Costruzioni e infrastrutture verso il termine del loro ciclo di vita
La tragedia del Ponte Morandi a Genova porta all’attenzione di tutti quello che nel mondo delle costruzioni si paventa da un po’ di tempo a questa parte, ovvero che la tecnologia del cemento-armato è ancora giovane, da testare alla prova del tempo e quindi con seri dubbi di durabilità e affidabilità.
È infatti una tecnologia nata a metà dell’Ottocento e ad oggi cominciamo a testarne i limiti. Occorre anche riflettere sul fatto che, come tutte le nuove tecnologie, vengono affinate via via che le tecniche evolvono, sia nella qualità dei materiali, sia nel loro abbinamento, pertanto le prime strutture in cemento-armato sono di gran lunga più deboli di quelle che oggi costruiamo.
I materiali
I materiali sono praticamente due, il calcestruzzo e il ferro, che mutuamente concorrono nelle prestazioni statiche, il primo ben resiste alla compressione, il secondo alla trazione. La collaborazione dei due ne fanno una tecnologia atta a soddisfare le più disparate esigenze costruttive e, vista anche la duttilità del loro confezionamento, l’adattabilità alle più estreme realtà cantieristiche.

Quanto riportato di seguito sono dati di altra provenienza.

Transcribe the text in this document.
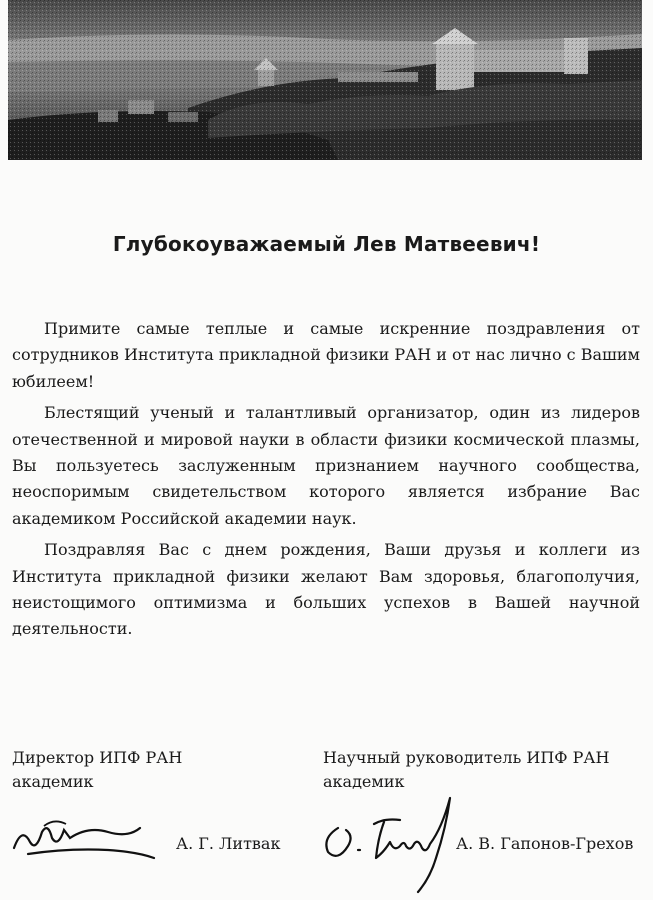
Глубокоуважаемый Лев Матвеевич!

Примите самые теплые и самые искренние поздравления от сотрудников Института прикладной физики РАН и от нас лично с Вашим юбилеем!

Блестящий ученый и талантливый организатор, один из лидеров отечественной и мировой науки в области физики космической плазмы, Вы пользуетесь заслуженным признанием научного сообщества, неоспоримым свидетельством которого является избрание Вас академиком Российской академии наук.

Поздравляя Вас с днем рождения, Ваши друзья и коллеги из Института прикладной физики желают Вам здоровья, благополучия, неистощимого оптимизма и больших успехов в Вашей научной деятельности.

Директор ИПФ РАН
академик
Научный руководитель ИПФ РАН
академик
А. Г. Литвак	А. В. Гапонов-Грехов
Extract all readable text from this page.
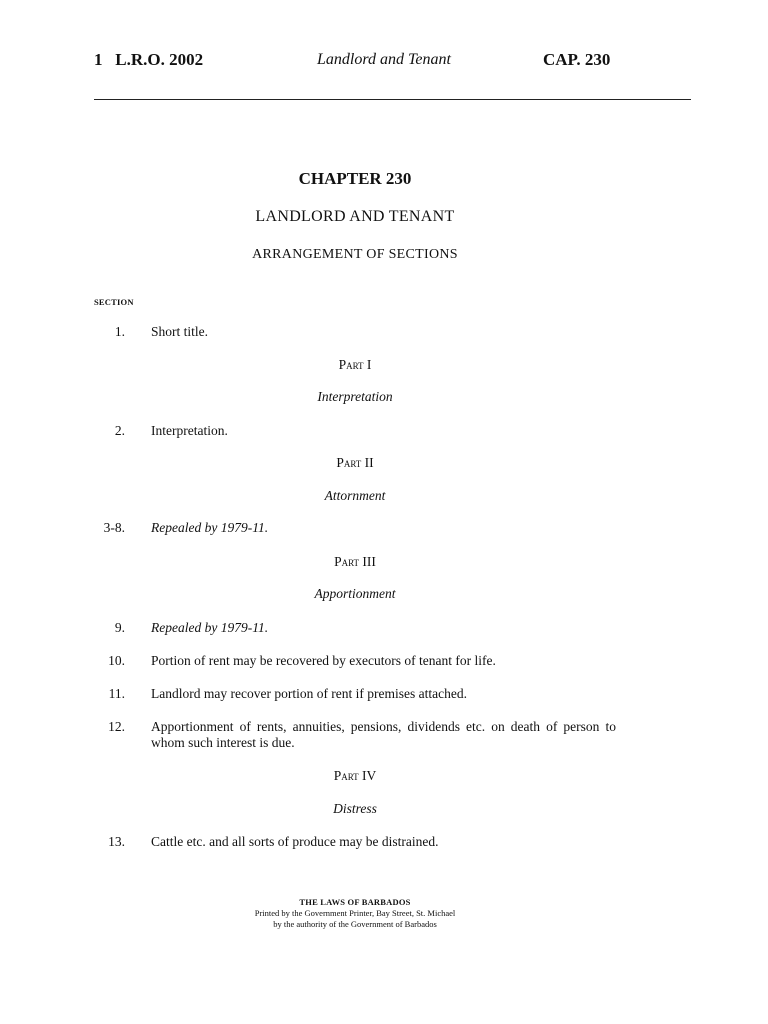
1 L.R.O. 2002	Landlord and Tenant	CAP. 230
CHAPTER 230
LANDLORD AND TENANT
ARRANGEMENT OF SECTIONS
SECTION
1. Short title.
Part I
Interpretation
2. Interpretation.
Part II
Attornment
3-8. Repealed by 1979-11.
Part III
Apportionment
9. Repealed by 1979-11.
10. Portion of rent may be recovered by executors of tenant for life.
11. Landlord may recover portion of rent if premises attached.
12. Apportionment of rents, annuities, pensions, dividends etc. on death of person to whom such interest is due.
Part IV
Distress
13. Cattle etc. and all sorts of produce may be distrained.
THE LAWS OF BARBADOS
Printed by the Government Printer, Bay Street, St. Michael
by the authority of the Government of Barbados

Più volte la tecnica del cemento-armato è stata usata per realizzazioni ardite e più volte questa ha dimostrato la sua validità per dare libero sfogo all’immaginazione compositiva di architetti e ingegneri, che hanno dato prova di sé cimentandosi in veri e propri capolavori.
In un mondo perfetto, un mondo cioè in cui la decadenza fisica è sostituita dall’eternità, il ragionamento si fermerebbe qui, ma purtroppo il nostro è un mondo caduco ed insieme ai nostri corpi decade ogni materia, comprese quelle di cui è composto (appunto) il cemento-armato.
Le criticità
Il cemento è un materiale poroso e come tale sottoposto ad essere permeato dall’aria e dalle particelle in essa contenute. Nella migliore delle ipotesi è soltanto acqua, ma in essa sono presenti una serie di inquinanti emessi dal nostro Sistema produttivo, che diventano sempre più aggressivi. Il ferro, venendo a contatto con le particelle permeate dal cemento, è sottoposto ad un costante processo di ossidazione che, oltre la riduzione della superficie resistente, determina anche una espansione fisica con conseguente sgretolamento del calcestruzzo… ed ecco che il danno è fatto!
Purtroppo non basta, le molecole del cemento sottendono anche ad un fenomeno chimico-fisico detto di rilassamento, ovvero un micrometrico spostamento, dovuto ai pesi e alle compressioni a cui sono sottoposte; fenomeno che determina nel tempo un infinitesimale modifica fisica i cui effetti devono ancora essere verificati nel tempo (appunto).
Anche la normativa sancisce un periodo temporale di vita del cemento-armato di 50 anni, periodo in cui mantiene tutte le caratteristiche di resistenza. Questo non vuol dire che dopo 50 anni non è più sicuro, vuole però dire che dopo tale scadenza c’è bisogno di intervenire.
Cosa fare?
Prima di tutto, si deve confinare il manufatto con specifici prodotti chimici, in modo da renderlo impermeabile agli agenti atmosferici, poi occorre un monitoraggio costante per verificare in tempo reale ogni possibile spostamento anomalo o modifiche, anche micrometriche, della forma.
Le disgregazioni devono essere fermate chimicamente e le mancanze di materiale ricostruite; ma si arriverà inevitabilmente ad un punto in cui il costo delle manutenzioni/monitoraggi sarà diseconomico rispetto alla demolizione e ricostruzione dell’intero manufatto.
Molte infrastrutture italiane sono state realizzate negli anni ’60 -‘70
In Italia molte infrastrutture sono abbondantemente arrivate ai fatidici 50 anni e d’ora in poi, se non soggette a costante e continuativa manutenzione, deperiranno rapidamente e saranno causa di disastri e lutti inaccettabili per una Società che si definisce moderna. Arriverà anche il momento, e in taluni casi è già così, in cui si dovrà procedere alla loro completa sostituzione.
Molto c’è quindi da fare, anni in cui la crisi dell’edilizia può e deve essere superata da una simile attività, che peraltro ha una forte valenza collettiva e per il nostro Paese un irrinunciabile valore economico/produttivo.
Occorre una presa di coscienza collettiva e istituzionale, dapprima però collettiva, perché ben sappiamo che le Istituzioni sono governate dalla politica, e quest’ultima segue quello che la gente vuole… o almeno così dovrebbe essere in una democrazia compiuta!